Herausgegeben von Franz van der Grinten und Thomas Linden. Mit Texten von Ulf Erdmann Ziegler und Thomas Linden. Karl Hugo Schmölz (1917-1986), Sohn des Kölner Fotografen Hugo Schmölz, führte nach 1938 das Atelier seines Vaters fort. In Zusammenarbeit mit den großen rheinischen Architekten der 50er Jahre wie Dominikus Böhm, Wilhelm Riphan, Hans Schilling, Rudolf Schwarz und anderen schuf er eine eindrucksvolle fotografische Dokumentation moderner Nachkriegsarchitektur in Köln.

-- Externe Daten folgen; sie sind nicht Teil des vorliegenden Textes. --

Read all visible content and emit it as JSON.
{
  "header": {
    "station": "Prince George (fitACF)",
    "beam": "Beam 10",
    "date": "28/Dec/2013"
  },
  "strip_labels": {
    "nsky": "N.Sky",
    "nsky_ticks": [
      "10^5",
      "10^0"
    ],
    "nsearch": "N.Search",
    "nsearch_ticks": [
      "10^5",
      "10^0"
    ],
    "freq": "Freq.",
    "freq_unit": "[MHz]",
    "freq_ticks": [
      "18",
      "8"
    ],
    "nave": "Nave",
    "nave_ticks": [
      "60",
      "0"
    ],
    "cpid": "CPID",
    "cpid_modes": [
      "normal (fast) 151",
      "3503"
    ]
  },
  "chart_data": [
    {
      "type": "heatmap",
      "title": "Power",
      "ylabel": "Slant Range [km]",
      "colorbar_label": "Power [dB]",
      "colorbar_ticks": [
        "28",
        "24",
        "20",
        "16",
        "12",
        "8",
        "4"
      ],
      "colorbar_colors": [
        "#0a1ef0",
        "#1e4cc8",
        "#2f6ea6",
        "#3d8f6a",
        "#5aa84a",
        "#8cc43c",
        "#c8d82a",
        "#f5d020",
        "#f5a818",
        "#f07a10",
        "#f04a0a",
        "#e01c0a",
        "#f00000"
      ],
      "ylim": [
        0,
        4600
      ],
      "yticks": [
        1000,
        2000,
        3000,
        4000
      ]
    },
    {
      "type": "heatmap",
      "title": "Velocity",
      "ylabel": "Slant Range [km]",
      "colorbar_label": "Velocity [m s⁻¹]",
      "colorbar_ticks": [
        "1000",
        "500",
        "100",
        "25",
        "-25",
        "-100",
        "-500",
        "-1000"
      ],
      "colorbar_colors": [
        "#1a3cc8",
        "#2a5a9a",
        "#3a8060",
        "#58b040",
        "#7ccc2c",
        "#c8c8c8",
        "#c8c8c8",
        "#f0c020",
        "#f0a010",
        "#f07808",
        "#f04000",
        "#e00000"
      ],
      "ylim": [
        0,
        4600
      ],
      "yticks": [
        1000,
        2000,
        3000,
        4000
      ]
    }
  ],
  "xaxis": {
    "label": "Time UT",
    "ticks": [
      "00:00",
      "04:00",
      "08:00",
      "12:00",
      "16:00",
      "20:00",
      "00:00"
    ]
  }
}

Eine repräsentative Auswahl seiner Architekturaufnahmen, seiner Innenräume und Nachtaufnahmen versammelt dieser Band. Er belegt nachdrücklich die Anfänge eines zarten, aber durchaus hartnäckigen zeitgenössischen Stilwillens, der sich buchstäblich aus dem Trümmermeer des zerstörten Köln erhob und der heute schon fast wie eine Antiquität anmutet. Der deutsche Schriftsteller Ulf Erdmann Ziegler, Köln-erfahrener Architektur- und Fotografiespezialist, hat einen einführenden Text zu den Bildern von Karl Hugo Schmölz geschrieben.
Rezensionsnotiz zu
Süddeutsche Zeitung, 04.10.2012
Die Rezensentin Catrin Lorch freut sich sichtlich über den ersten monografischen Bildband, der sich Karl Hugo Schmölz widmet. In der Nachkriegszeit habe der Fotograf versucht, mit seinen Bildern Visionen einer besseren Zukunft zu zeigen, die er schon damals durchschimmern sah. "Hell, klimatisiert" und elegant seien die daraus erwachsenen Achitekturfotografien, findet Lorch. In seinem Katalogtext beschreibt Ulf Erdmann Ziegler, dass Schmölz statische Straßenzüge als "große, elegante, mit fließenden Namen überschriebene Vitrinen in voller Fahrt" zeigen könne. Schmölz' besonderer Verdienst sei es gewesen, die neue Sachlichkeit mit der neuen Architektur vertraut zu machen. In "Köln" werde diese Besonderheit seiner Arbeit deutlich. Die Rezensentin bedauert, dass Karl Hugo Schmölz nicht mehr miterlebt hat, wie seine Fotografien wesentlich dazu beigetragen haben, "zentrale Areale des Nachkriegs-Wiederaufbaus" in Köln vor dem Abriss zu bewahren.